Date of Award

Spring 6-3-2023

Document Type

Thesis

Degree Name

Master of Fine Arts (MFA)

Department

Graphic Design

First Advisor

Paul Soulellis

Second Advisor

Ryan Waller

Third Advisor

Janet Zweig

Abstract

This is an artist talk contained within a book. It is 816 pages and 49 minutes long. Closed captions run across the spreads. A video of this talk can be watched on bendenzer.com/making-then-meaning

At RISD, I’ve been prompted to expand the scope and tools of my practice and to reflect on questions of meaning in my work.

I spend my days making things, but I’ve never really had good answers to questions of why I make the things I make, or what their meaning is. I don’t think there are simple answers to these questions.

I think meaning comes from accrual. From the piling up of time, experiences, objects, and images.
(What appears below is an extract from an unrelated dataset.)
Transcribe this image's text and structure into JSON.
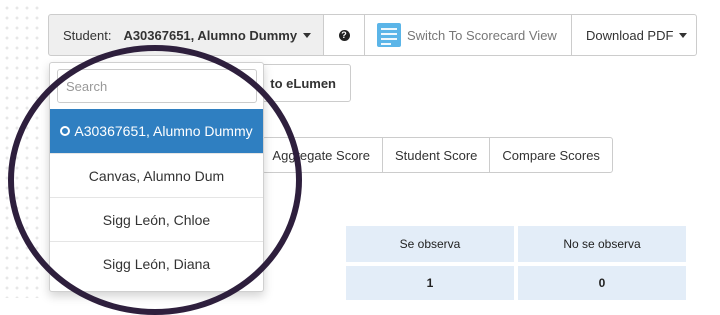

I believe in a sort of ‘coherentism,’ a theory of knowledge that says justification for beliefs comes from the coherence of a system, rather than on ‘truth’ emanating from any one foundational belief. Basically, it means that things prop each other up. I think if I make enough, connections will bubble up and meanings will follow.

I think there’s a power to limiting the number of formal moves I make. I think I gain a legibility.

I think I get something from commitment and rigor. That as simple moves aggregate, within a series and across bodies of related work, they reinforce, and they buoy each other.

I think with quantity, there’s less to explain because more is plainly apparent.

I think design is relationships. Between, people, histories, contexts, forms, etcetera. For me, graphic design is gathering, experimenting, collaging, iterating, and editing. I really believe in experimentation and play.

I think craft is a feeling of process. A felt intentionality, a clarity of relationships, a presence of some humanity.

I believe things mostly live in pictures, that documentation is as important as the work itself. I think images will outlive objects.

I think I am a pile of images and words.